Consider the function of the form
\[f\left( x \right) = \ln \left( {1 + x} \right)\]
Using $$x = 0$$, the given equation function becomes
\[f\left( 0 \right) = \ln \left( {1 + 0} \right) = \ln 1 = 0\]
Now taking the derivatives of the given function and using $$x = 0$$, we have
\[\begin{gathered} f’\left( x \right) = \frac{1}{{1 + x}} = {\left( {1 + x} \right)^{ – 1}},\,\,\,\,\,\,\,\,\,\,f’\left( 0 \right) = {\left( {1 + 0} \right)^{ – 1}} = 1 \\ f”\left( x \right) = – {\left( {1 + x} \right)^{ – 2}},\,\,\,\,\,\,\,\,\,\,f”\left( 0 \right) = – {\left( {1 + x} \right)^{ – 2}} = – 1 \\ f”’\left( x \right) = 2{\left( {1 + x} \right)^{ – 3}},\,\,\,\,\,\,\,\,\,\,f”’\left( 0 \right) = 2{\left( {1 + 0} \right)^{ – 3}} = 2 \\ {f^{\left( {{\text{iv}}} \right)}}\left( x \right) = – 6{\left( {1 + x} \right)^{ – 4}},\,\,\,\,\,\,\,\,\,\,{f^{\left( {{\text{iv}}} \right)}}\left( 0 \right) = – 6{\left( {1 + 0} \right)^{ – 4}} = – 6 \\ \cdots \cdots \cdots \; \cdots \cdots \cdots \cdots \cdots \cdots \cdots \cdots \cdots \cdots \cdots \cdots \cdots \\ \cdots \cdots \cdots \cdots \cdots \cdots \cdots \cdots \cdots \cdots \cdots \cdots \cdots \cdots \cdots \cdots \\ \end{gathered} \]
Now using Maclaurin’s series expansion function, we have
\[f\left( x \right) = f\left( 0 \right) + xf’\left( 0 \right) + \frac{{{x^2}}}{{2!}}f”\left( 0 \right) + \frac{{{x^3}}}{{3!}}f”’\left( 0 \right) + \frac{{{x^4}}}{{4!}}{f^{\left( {{\text{iv}}} \right)}}\left( 0 \right) + \cdots \]
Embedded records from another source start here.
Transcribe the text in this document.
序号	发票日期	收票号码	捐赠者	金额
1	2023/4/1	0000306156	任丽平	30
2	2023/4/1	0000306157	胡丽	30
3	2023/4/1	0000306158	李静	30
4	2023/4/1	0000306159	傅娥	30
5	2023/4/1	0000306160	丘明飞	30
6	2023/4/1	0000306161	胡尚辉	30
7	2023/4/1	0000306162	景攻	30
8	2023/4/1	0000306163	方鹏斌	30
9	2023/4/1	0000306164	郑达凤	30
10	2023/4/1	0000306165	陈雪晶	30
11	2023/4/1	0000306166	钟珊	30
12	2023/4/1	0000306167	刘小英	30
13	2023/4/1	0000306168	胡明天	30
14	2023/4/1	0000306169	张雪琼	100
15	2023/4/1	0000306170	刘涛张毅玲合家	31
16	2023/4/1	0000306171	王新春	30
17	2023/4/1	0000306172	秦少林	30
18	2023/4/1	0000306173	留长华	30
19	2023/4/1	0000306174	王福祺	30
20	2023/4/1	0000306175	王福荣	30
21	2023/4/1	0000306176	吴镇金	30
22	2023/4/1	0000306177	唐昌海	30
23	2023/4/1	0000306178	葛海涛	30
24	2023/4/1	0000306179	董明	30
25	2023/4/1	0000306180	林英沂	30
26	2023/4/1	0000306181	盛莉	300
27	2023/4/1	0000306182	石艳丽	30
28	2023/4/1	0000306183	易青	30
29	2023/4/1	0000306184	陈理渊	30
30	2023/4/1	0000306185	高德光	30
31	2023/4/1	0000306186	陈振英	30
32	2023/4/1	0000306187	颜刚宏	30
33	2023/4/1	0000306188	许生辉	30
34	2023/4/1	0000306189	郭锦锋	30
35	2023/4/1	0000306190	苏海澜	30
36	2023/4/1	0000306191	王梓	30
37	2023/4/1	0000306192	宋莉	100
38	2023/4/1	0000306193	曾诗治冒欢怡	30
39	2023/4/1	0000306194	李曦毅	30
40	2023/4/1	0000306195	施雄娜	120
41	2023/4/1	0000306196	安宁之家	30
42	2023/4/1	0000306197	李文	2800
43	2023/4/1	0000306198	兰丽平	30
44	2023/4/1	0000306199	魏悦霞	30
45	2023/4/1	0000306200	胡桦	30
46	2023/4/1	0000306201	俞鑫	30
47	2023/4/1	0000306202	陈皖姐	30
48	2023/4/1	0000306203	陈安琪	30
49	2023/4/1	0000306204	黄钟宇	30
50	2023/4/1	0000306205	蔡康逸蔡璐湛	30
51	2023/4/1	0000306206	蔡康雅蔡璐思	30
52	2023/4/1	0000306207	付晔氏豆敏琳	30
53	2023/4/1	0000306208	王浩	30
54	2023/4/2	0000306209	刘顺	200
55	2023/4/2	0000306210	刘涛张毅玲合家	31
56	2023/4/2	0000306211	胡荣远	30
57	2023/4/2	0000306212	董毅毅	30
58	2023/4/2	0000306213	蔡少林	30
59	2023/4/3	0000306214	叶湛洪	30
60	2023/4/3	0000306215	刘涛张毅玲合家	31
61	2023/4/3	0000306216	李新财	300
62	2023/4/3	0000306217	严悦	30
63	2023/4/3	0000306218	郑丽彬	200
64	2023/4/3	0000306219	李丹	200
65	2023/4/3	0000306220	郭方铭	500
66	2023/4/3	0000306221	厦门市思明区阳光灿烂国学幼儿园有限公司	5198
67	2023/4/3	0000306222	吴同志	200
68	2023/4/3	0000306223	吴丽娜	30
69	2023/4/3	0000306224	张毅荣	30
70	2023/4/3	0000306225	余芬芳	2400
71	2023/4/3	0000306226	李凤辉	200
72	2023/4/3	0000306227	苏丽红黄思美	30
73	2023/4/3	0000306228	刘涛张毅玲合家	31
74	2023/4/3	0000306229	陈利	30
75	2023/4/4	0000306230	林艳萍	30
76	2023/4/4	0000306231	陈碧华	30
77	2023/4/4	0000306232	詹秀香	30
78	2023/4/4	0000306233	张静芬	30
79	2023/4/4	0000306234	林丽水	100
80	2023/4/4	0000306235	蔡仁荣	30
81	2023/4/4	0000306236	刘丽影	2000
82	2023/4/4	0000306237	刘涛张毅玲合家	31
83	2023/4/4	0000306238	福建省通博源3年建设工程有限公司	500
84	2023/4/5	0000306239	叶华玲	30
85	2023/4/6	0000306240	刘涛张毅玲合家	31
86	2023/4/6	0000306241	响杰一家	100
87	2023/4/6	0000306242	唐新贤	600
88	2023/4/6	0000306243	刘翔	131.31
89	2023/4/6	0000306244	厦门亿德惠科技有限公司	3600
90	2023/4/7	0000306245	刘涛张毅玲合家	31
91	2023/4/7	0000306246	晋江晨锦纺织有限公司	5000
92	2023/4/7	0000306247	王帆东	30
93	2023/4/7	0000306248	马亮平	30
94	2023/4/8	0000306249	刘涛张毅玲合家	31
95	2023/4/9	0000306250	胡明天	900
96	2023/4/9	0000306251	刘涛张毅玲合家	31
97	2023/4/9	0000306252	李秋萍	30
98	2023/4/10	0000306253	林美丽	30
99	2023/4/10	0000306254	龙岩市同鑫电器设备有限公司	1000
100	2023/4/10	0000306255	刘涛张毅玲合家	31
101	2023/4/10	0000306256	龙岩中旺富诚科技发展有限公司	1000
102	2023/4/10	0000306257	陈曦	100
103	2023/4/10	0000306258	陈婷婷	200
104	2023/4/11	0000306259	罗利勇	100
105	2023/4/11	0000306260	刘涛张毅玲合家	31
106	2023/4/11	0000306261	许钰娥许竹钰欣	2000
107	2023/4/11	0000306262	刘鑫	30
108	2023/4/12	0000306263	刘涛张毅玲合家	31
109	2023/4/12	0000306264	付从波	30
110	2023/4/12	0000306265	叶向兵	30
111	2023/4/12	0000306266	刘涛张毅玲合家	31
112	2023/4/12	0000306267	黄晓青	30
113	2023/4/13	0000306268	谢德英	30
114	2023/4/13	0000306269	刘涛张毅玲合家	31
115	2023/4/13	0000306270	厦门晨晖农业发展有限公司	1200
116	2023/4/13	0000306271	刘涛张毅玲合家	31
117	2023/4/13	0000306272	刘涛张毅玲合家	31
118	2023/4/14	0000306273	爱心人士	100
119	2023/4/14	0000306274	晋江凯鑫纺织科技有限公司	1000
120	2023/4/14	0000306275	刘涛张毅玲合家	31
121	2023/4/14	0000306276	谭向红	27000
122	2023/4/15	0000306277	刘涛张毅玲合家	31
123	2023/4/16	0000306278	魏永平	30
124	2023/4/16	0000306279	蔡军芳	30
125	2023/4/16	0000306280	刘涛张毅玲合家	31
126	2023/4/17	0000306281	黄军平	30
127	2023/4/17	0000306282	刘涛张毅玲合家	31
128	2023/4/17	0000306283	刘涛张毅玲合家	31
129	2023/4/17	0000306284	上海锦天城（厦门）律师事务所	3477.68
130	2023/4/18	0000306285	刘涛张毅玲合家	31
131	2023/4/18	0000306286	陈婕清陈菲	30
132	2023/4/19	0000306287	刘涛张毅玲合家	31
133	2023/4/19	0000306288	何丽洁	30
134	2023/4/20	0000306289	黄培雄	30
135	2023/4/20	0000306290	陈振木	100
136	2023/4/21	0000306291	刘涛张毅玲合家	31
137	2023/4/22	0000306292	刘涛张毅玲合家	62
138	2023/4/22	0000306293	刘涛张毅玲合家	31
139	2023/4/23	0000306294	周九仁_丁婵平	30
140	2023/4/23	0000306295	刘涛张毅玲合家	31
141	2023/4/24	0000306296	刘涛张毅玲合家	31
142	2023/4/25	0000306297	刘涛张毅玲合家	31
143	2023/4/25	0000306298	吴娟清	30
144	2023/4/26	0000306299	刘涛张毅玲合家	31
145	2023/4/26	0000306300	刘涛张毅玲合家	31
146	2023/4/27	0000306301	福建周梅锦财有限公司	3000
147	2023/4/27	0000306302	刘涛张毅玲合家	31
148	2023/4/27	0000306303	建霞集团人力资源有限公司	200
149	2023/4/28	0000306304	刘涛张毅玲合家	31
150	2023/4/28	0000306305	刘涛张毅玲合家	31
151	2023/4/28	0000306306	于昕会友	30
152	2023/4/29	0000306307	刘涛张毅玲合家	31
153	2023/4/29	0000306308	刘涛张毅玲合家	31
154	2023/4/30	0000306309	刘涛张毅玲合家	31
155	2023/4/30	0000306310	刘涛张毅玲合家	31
Putting the values in the above series, we have
\[\begin{gathered} \ln \left( {1 + x} \right) = 0 + x\left( 1 \right) + \frac{{{x^2}}}{{2!}}\left( { – 1} \right) + \frac{{{x^3}}}{{3!}}\left( 2 \right) + \frac{{{x^4}}}{{4!}}\left( { – 6} \right) + \cdots \\ \ln \left( {1 + x} \right) = x – \frac{{{x^2}}}{2} + \frac{{{x^3}}}{6}\left( 2 \right) + \frac{{{x^4}}}{{24}}\left( { – 6} \right) + \cdots \\ \ln \left( {1 + x} \right) = x – \frac{{{x^2}}}{2} + \frac{{{x^3}}}{3} – \frac{{{x^4}}}{4} + \cdots \\ \end{gathered} \]
Leif Eltvik
March 18 @ 12:38 am
Why using ln (1+x), and not only ln(x)?
Michele
July 4 @ 4:10 pm
if you are asking this, you did not understand mclaurin formula
Someone
April 20 @ 7:22 pm
That’s why he asked.
vivekanand
June 27 @ 1:01 pm
i think he is curious to know something else!
Hossain
July 4 @ 11:32 am
Because ln0=undefined that’s why we add 1 for defined I hope You should first learn basic calculus before advanced.
Vinay
June 10 @ 7:36 pm
Because if we take lnx then the first term of series i.e.f(0)=ln(0) which tends to -infinity
PP
July 23 @ 8:10 am
Leif Eltvik,
Because for x=0 ln(0) = ???
Douglas Smith
March 15 @ 3:58 pm
why does the series start to diverge around 2 and above? is there a standard way to predict in which range Mclauren series will be accurate?
Ben Sheppard
May 2 @ 8:27 pm
Yes, use the Ratio Test and solve for when the resulting ratio is less than 1. That is where the function converges. You must also check endpoints.